Historically, FRT has achieved a moderate pace of growth via a few mechanisms:
- Same store NOI growth
- Acquisitions spreads
- Developments spreads
All 3 of these levers remain available today, but the same store NOI growth is likely to be significantly above trend for another couple years as it bounces back from a recent trough.
Same store NOI had quite consistently been around 3% per year until a massive downdraft in the pandemic.
This drop in same store performance was far more severe than that of peer shopping centers as can be seen in the slide below.
Of note, FRT did not suffer during the financial crisis, so its troubles in 2020 were likely not related to the recessionary aspects of the pandemic. I attribute the underperformance to location as its assets are mostly located in the areas that had the longest and strictest COVID lockdowns.
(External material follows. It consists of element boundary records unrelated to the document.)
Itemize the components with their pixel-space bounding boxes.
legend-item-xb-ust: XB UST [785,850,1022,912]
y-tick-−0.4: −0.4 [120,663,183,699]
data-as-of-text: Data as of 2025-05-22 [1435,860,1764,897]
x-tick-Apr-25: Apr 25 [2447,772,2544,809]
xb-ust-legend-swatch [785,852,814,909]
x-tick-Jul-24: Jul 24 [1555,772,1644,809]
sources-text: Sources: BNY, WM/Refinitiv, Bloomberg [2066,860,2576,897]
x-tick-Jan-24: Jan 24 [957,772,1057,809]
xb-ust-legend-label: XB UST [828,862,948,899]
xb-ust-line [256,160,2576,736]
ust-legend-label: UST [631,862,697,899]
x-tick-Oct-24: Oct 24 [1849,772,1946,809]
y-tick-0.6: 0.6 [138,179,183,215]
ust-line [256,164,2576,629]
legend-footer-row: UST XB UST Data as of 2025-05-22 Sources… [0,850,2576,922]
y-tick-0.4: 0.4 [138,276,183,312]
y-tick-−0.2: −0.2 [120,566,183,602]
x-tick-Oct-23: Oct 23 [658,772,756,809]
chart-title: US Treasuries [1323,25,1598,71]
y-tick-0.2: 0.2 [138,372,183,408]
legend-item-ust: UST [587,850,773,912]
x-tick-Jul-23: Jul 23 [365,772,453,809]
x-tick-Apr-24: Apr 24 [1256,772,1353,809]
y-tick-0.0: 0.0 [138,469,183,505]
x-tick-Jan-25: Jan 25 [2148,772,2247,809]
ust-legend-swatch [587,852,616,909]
It is also partially related to tenant mix with substantial exposure to gyms and restaurants which are normally good tenants, but not during the pandemic.
While the hit to NOI was substantial, I think it is quite clear that the challenges were temporary in nature and not related to desirability of their properties.
As these locations opened back up, NOI has swiftly rebounded. Tenants resumed paying rent and new tenants have come in with recent quarters featuring record leasing volume. This activity facilitated a guidance raise.
POI is Property Operating Income. It is not a metric I have seen many REITs use, but it is basically equivalent to same store NOI which would be more standard. 5.5%-7% is a good pace that should spur substantial FFO growth as each percentage point of NOI growth usually translates to more than 1 point of FFO growth.
In combination with the re-developments coming online, FRT is looking at moderate to fast pace growth which is reflected in the consensus estimates.
FRT still trades at a somewhat premium multiple relative to its shopping center peers.
It is, however, quite cheap relative to its own history as it has often traded over 20X.
It is also cheap relative to its asset value.
NAVs are of course based on a cap rate assigned by analysts and the cap rate used above is 5.12%.
While I think this is the correct cap rate for current market conditions (actual property sales data) there is an argument that with interest rates rising cap rates will rise slightly.
Thus, FRT is perhaps closer to 90% of NAV rather than the 80% using trailing cap rate data.
A recent streak of dividend increases is merely the tip of the iceberg.
This company has been consistently raising for 54 years putting it in the rare club of dividend aristocrats.
At a 4.32% current yield it is also a bigger yield than most of that elite group.
I bring this up because I know dividend history is a big deal to a large portion of investors who rely on dividend income, but I don’t think it has a particularly large impact on fundamental value. It is a nice indicator of a company that has been conservatively managed and generally shareholder friendly, but I wouldn’t overpay to chase companies on the aristocrats list.
That said, given the substantial pullback in FRT’s market price and the reduced FFO multiple I think it would be reasonable to buy FRT at these levels.
How I’m playing it
Within shopping centers, I have significant exposure to Whitestone (WSR) Kite Realty (KRG) and the portion of Armada Hoffler (AHH) that is retail.
I prefer these due to their extremely cheap valuations and primarily sunbelt exposure. Consensus market pricing still shows a slight preference for coastal gateway markets with the associated REITs trading at premiums, but I think sunbelt will continue to outperform fundamentally.